Gia felt something twist inside her. She sat down on the settee and shivered.
“God! That gives me the creeps!”
“It had to be cats.”
Gia looked at him and knew that he didn’t believe that. She pulled her robe more tightly about her. She wished she hadn’t demanded to know what he was thinking, and wished even more that he hadn’t told her.
“Right,” she said, playing along with the game. “Cats. Had to be.”
Jack stretched and yawned as he moved toward the center of the room. “It’s late and I’m tired. Think it’d be all right if I spent the night here?”
Gia bottled a sudden gush of relief to keep it from showing on her face.
“I suppose so.”
“Good.” He settled into Nellie’s recliner and pushed it all the way back. “I’ll just bed down right here while you go up with Vicky.”
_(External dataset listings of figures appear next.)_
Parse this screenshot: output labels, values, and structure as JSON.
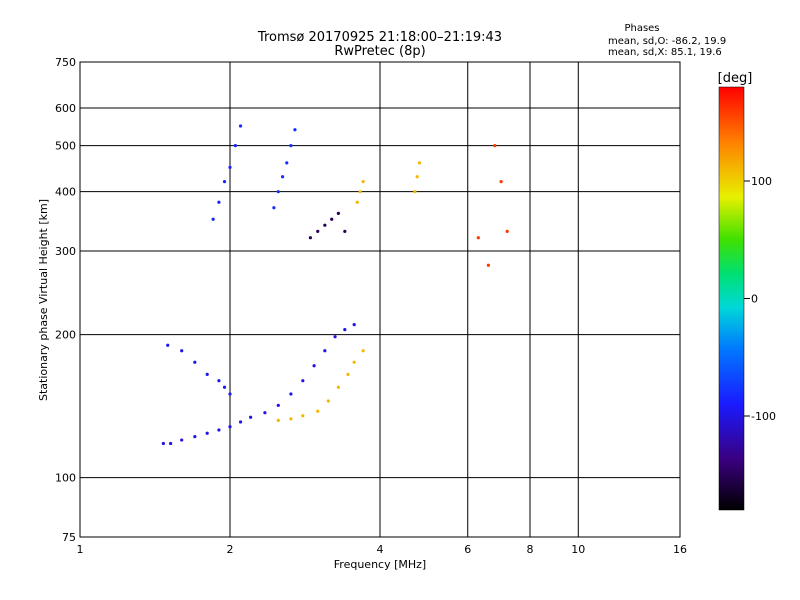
{
  "chart_data": {
    "type": "scatter",
    "title": "Tromsø 20170925 21:18:00–21:19:43",
    "subtitle": "RwPretec (8p)",
    "xlabel": "Frequency [MHz]",
    "ylabel": "Stationary phase Virtual Height [km]",
    "x_scale": "log",
    "y_scale": "log",
    "xlim": [
      1,
      16
    ],
    "ylim": [
      75,
      750
    ],
    "x_ticks": [
      "1",
      "2",
      "4",
      "6",
      "8",
      "10",
      "16"
    ],
    "y_ticks": [
      "75",
      "100",
      "200",
      "300",
      "400",
      "500",
      "600",
      "750"
    ],
    "grid": true,
    "phases_legend": {
      "heading": "Phases",
      "line_o": "mean, sd,O: -86.2, 19.9",
      "line_x": "mean, sd,X:  85.1, 19.6"
    },
    "colorbar": {
      "label": "[deg]",
      "range": [
        -180,
        180
      ],
      "tick_labels": [
        "100",
        "0",
        "-100"
      ],
      "tick_values": [
        100,
        0,
        -100
      ]
    },
    "series": [
      {
        "x": [
          1.47,
          1.52,
          1.6,
          1.7,
          1.8,
          1.9,
          2.0,
          2.1,
          2.2,
          2.35,
          2.5,
          2.65,
          2.8,
          2.95,
          3.1,
          3.25,
          3.4,
          3.55
        ],
        "y": [
          118,
          118,
          120,
          122,
          124,
          126,
          128,
          131,
          134,
          137,
          142,
          150,
          160,
          172,
          185,
          198,
          205,
          210
        ],
        "phase": -100
      },
      {
        "x": [
          2.5,
          2.65,
          2.8,
          3.0,
          3.15,
          3.3,
          3.45,
          3.55,
          3.7
        ],
        "y": [
          132,
          133,
          135,
          138,
          145,
          155,
          165,
          175,
          185
        ],
        "phase": 110
      },
      {
        "x": [
          1.5,
          1.6,
          1.7,
          1.8,
          1.9,
          1.95,
          2.0
        ],
        "y": [
          190,
          185,
          175,
          165,
          160,
          155,
          150
        ],
        "phase": -95
      },
      {
        "x": [
          1.85,
          1.9,
          1.95,
          2.0,
          2.05,
          2.1
        ],
        "y": [
          350,
          380,
          420,
          450,
          500,
          550
        ],
        "phase": -85
      },
      {
        "x": [
          2.45,
          2.5,
          2.55,
          2.6,
          2.65,
          2.7
        ],
        "y": [
          370,
          400,
          430,
          460,
          500,
          540
        ],
        "phase": -80
      },
      {
        "x": [
          2.9,
          3.0,
          3.1,
          3.2,
          3.3,
          3.4
        ],
        "y": [
          320,
          330,
          340,
          350,
          360,
          330
        ],
        "phase": -150
      },
      {
        "x": [
          3.6,
          3.65,
          3.7,
          4.7,
          4.75,
          4.8
        ],
        "y": [
          380,
          400,
          420,
          400,
          430,
          460
        ],
        "phase": 110
      },
      {
        "x": [
          6.3,
          6.6,
          6.8,
          7.0,
          7.2
        ],
        "y": [
          320,
          280,
          500,
          420,
          330
        ],
        "phase": 160
      }
    ]
  }
}
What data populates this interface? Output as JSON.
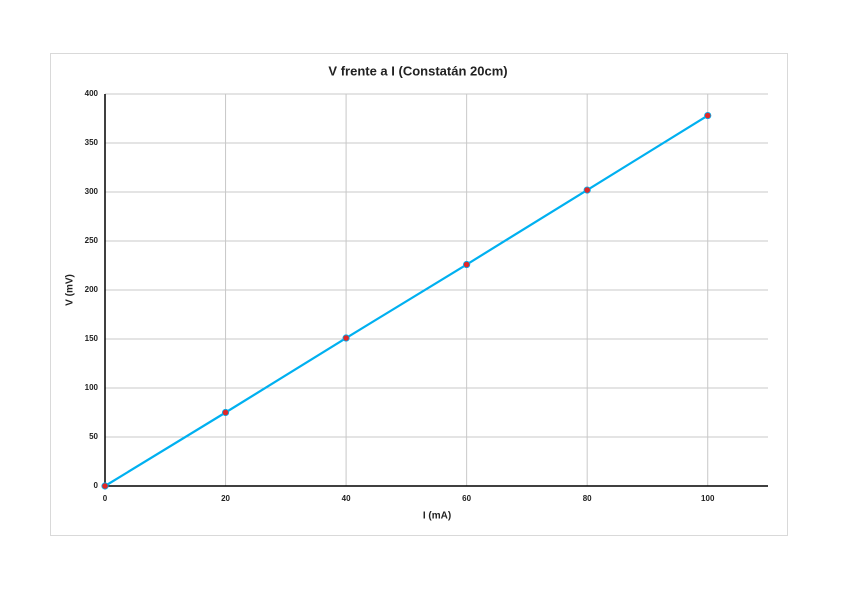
{
  "chart_data": {
    "type": "scatter-line",
    "title": "V frente a I (Constatán 20cm)",
    "x_label": "I (mA)",
    "y_label": "V (mV)",
    "x": [
      0,
      20,
      40,
      60,
      80,
      100
    ],
    "series": [
      {
        "name": "V",
        "color": "#00b0f0",
        "marker_color": "#e02828",
        "values": [
          0,
          75,
          151,
          226,
          302,
          378
        ]
      }
    ],
    "xlim": [
      0,
      110
    ],
    "xticks": [
      0,
      20,
      40,
      60,
      80,
      100
    ],
    "ylim": [
      0,
      400
    ],
    "yticks": [
      0,
      50,
      100,
      150,
      200,
      250,
      300,
      350,
      400
    ],
    "grid": true
  }
}
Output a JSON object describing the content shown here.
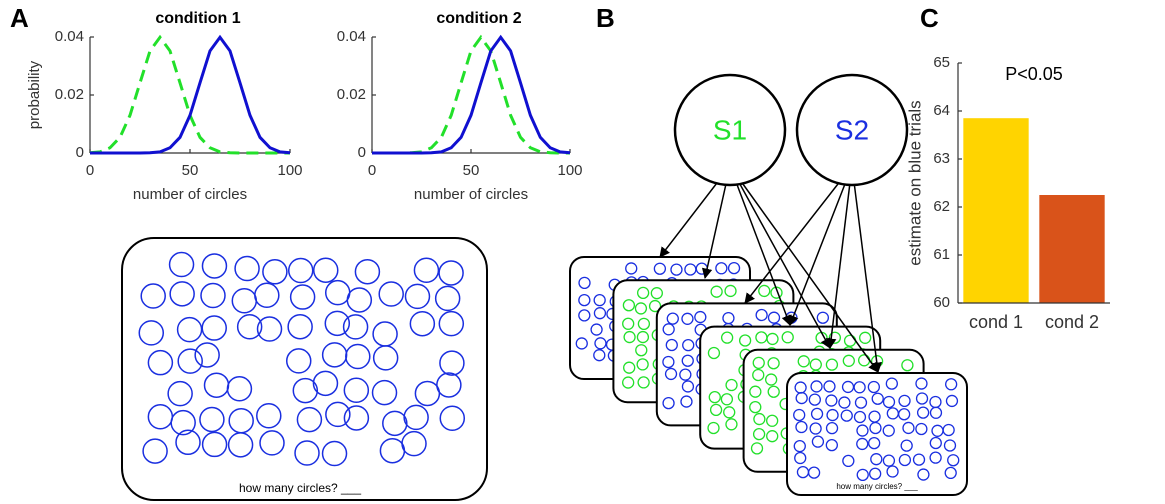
{
  "panels": [
    "A",
    "B",
    "C"
  ],
  "diagram": {
    "s1": "S1",
    "s2": "S2",
    "question": "how many circles? ___",
    "card_question": "how many circles? ___"
  },
  "chart_data": [
    {
      "type": "line",
      "title": "condition 1",
      "xlabel": "number of circles",
      "ylabel": "probability",
      "x": [
        0,
        5,
        10,
        15,
        20,
        25,
        30,
        35,
        40,
        45,
        50,
        55,
        60,
        65,
        70,
        75,
        80,
        85,
        90,
        95,
        100
      ],
      "xlim": [
        0,
        100
      ],
      "xticks": [
        0,
        50,
        100
      ],
      "ylim": [
        0,
        0.04
      ],
      "yticks": [
        0,
        0.02,
        0.04
      ],
      "series": [
        {
          "color": "#22e02a",
          "linestyle": "dashed",
          "values": [
            0.0001,
            0.0004,
            0.0018,
            0.0054,
            0.013,
            0.0242,
            0.0352,
            0.0399,
            0.0352,
            0.0242,
            0.013,
            0.0054,
            0.0018,
            0.0004,
            0.0001,
            0,
            0,
            0,
            0,
            0,
            0
          ]
        },
        {
          "color": "#1010d0",
          "linestyle": "solid",
          "values": [
            0,
            0,
            0,
            0,
            0,
            0,
            0.0001,
            0.0004,
            0.0018,
            0.0054,
            0.013,
            0.0242,
            0.0352,
            0.0399,
            0.0352,
            0.0242,
            0.013,
            0.0054,
            0.0018,
            0.0004,
            0.0001
          ]
        }
      ]
    },
    {
      "type": "line",
      "title": "condition 2",
      "xlabel": "number of circles",
      "x": [
        0,
        5,
        10,
        15,
        20,
        25,
        30,
        35,
        40,
        45,
        50,
        55,
        60,
        65,
        70,
        75,
        80,
        85,
        90,
        95,
        100
      ],
      "xlim": [
        0,
        100
      ],
      "xticks": [
        0,
        50,
        100
      ],
      "ylim": [
        0,
        0.04
      ],
      "yticks": [
        0,
        0.02,
        0.04
      ],
      "series": [
        {
          "color": "#22e02a",
          "linestyle": "dashed",
          "values": [
            0,
            0,
            0,
            0,
            0.0001,
            0.0004,
            0.0018,
            0.0054,
            0.013,
            0.0242,
            0.0352,
            0.0399,
            0.0352,
            0.0242,
            0.013,
            0.0054,
            0.0018,
            0.0004,
            0.0001,
            0,
            0
          ]
        },
        {
          "color": "#1010d0",
          "linestyle": "solid",
          "values": [
            0,
            0,
            0,
            0,
            0,
            0,
            0.0001,
            0.0004,
            0.0018,
            0.0054,
            0.013,
            0.0242,
            0.0352,
            0.0399,
            0.0352,
            0.0242,
            0.013,
            0.0054,
            0.0018,
            0.0004,
            0.0001
          ]
        }
      ]
    },
    {
      "type": "bar",
      "ylabel": "estimate on blue trials",
      "annotation": "P<0.05",
      "categories": [
        "cond 1",
        "cond 2"
      ],
      "values": [
        63.85,
        62.25
      ],
      "colors": [
        "#ffd400",
        "#d9531a"
      ],
      "ylim": [
        60,
        65
      ],
      "yticks": [
        60,
        61,
        62,
        63,
        64,
        65
      ]
    }
  ]
}
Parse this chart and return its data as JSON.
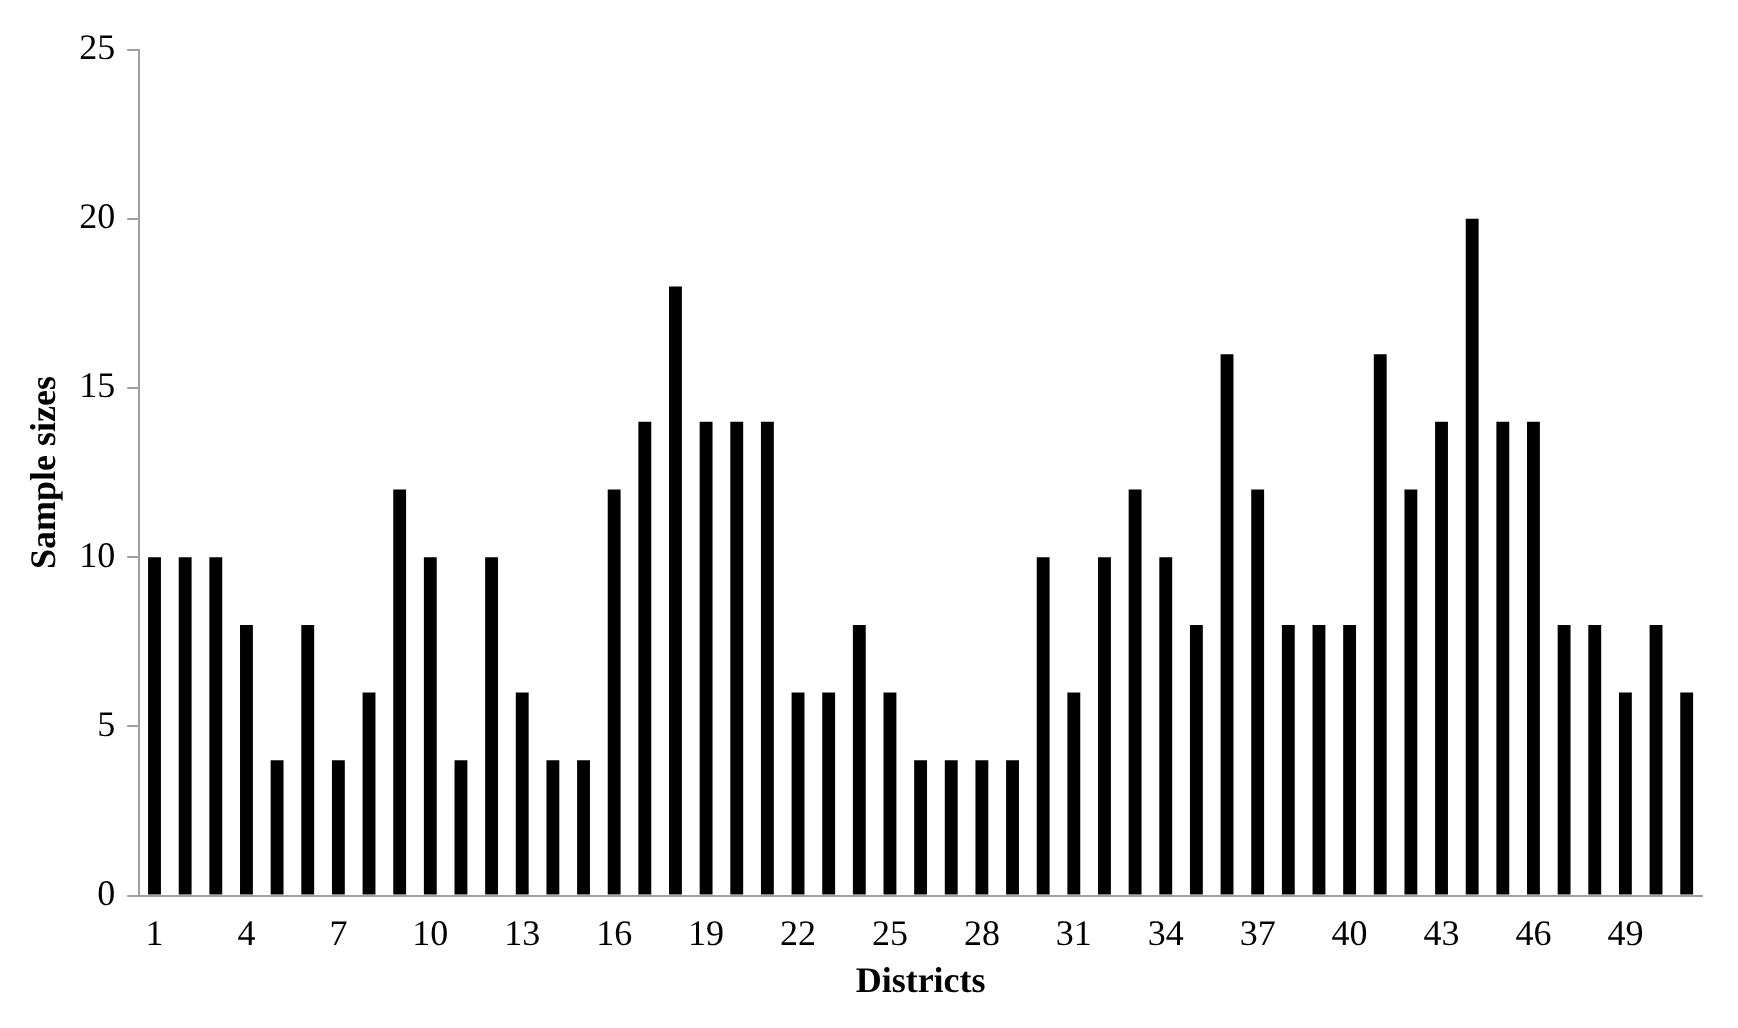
{
  "chart_data": {
    "type": "bar",
    "xlabel": "Districts",
    "ylabel": "Sample sizes",
    "categories": [
      "1",
      null,
      null,
      "4",
      null,
      null,
      "7",
      null,
      null,
      "10",
      null,
      null,
      "13",
      null,
      null,
      "16",
      null,
      null,
      "19",
      null,
      null,
      "22",
      null,
      null,
      "25",
      null,
      null,
      "28",
      null,
      null,
      "31",
      null,
      null,
      "34",
      null,
      null,
      "37",
      null,
      null,
      "40",
      null,
      null,
      "43",
      null,
      null,
      "46",
      null,
      null,
      "49",
      null,
      null
    ],
    "values": [
      10,
      10,
      10,
      8,
      4,
      8,
      4,
      6,
      12,
      10,
      4,
      10,
      6,
      4,
      4,
      12,
      14,
      18,
      14,
      14,
      14,
      6,
      6,
      8,
      6,
      4,
      4,
      4,
      4,
      10,
      6,
      10,
      12,
      10,
      8,
      16,
      12,
      8,
      8,
      8,
      16,
      12,
      14,
      20,
      14,
      14,
      8,
      8,
      6,
      8,
      6
    ],
    "color": "#000000",
    "ylim": [
      0,
      25
    ],
    "yticks": [
      0,
      5,
      10,
      15,
      20,
      25
    ],
    "grid": false,
    "legend": false
  }
}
He turned on the reading lamp next to the chair and reached for a magazine from the pile next to the dish full of the Black Magic chocolates. Gia felt a lump swell in her throat at the thought of Nellie’s child-like glee at receiving that box of candy.
“Need a blanket?”
“No. I’m fine. I’ll just read for a little while. Good night.”
Gia rose and walked toward the door.
“Goodnight.”
She flipped off the room lights, leaving Jack in a pool of light in the center of the darkened room. She hurried up to Vicky’s side and snuggled against her, hunting sleep. But despite the quiet and the knowledge that Jack was on guard downstairs, sleep never came.
Jack… He had come when needed and had single-handedly accomplished what the New York Police force had been unable to do: He had made her feel safe tonight. Without him she would have spent the remaining hours until daylight in a shuddering panic. She had a growing urge to be with him. She fought it but found herself losing. Vicky breathed slowly and rhythmically at her side. She was safe. They all were safe now that the alarm system was working again—no window or outer door could be opened without setting it off.
Gia slipped out of bed and stole downstairs, taking a lightweight summer blanket with her. She hesitated at the door to the library. What if he rejected her? She had been so cold to him… what if he… ?
Only one way to find out.
She stepped inside the door and found Jack looking at her. He must have heard her come down.
“Sure you don’t need a blanket?” she asked.
His expression was serious. “I could use someone to share it with me.”
Her mouth dry, Gia went to the chair and stretched herself alongside Jack, who spread the blanket over both of them. Neither spoke. There was nothing to say, at least for her. All she could do was lie beside him and contain the hunger within her.
After an eternity, Jack lifted her chin and kissed her. It must have taken him as much courage to do that as it had taken her to come down to him. Gia let herself respond, releasing all the pent-up need in her. She pulled at his clothes, he lifted her nightgown, and then nothing separated them. She clung to him as if to keep him from being torn away from her. This was it, this was what she needed, this was what had been missing from her life.
God help her, this was the man she wanted.
16
Jack lay back in the recliner and tried unsuccessfully to sleep. Gia had taken him completely by surprise tonight. They had made love twice—furiously the first time, more leisurely the second—and now he was alone, more satisfied and content than he could ever remember. For all her knowledge and inventiveness and seemingly inexhaustible passion, Kolabati hadn’t left him feeling like this. This was special. He had always known that he and Gia belonged together. Tonight proved it. There had to be a way for them to get back together and stay that way.
After a long time of drowsy, sated snuggling, Gia had gone back upstairs, saying she didn’t want Vicky to find them both down here in the morning. She had been warm, loving, passionate… everything she hadn’t been the past few months. It baffled him, but he wasn’t fighting it. He must have done something right. Whatever it was, he wanted to keep doing it.
The change in Gia wasn’t all that was keeping him awake, however. The events of the night had sent a confusion of facts, theories, guesses, impressions, and fears whirling through his mind.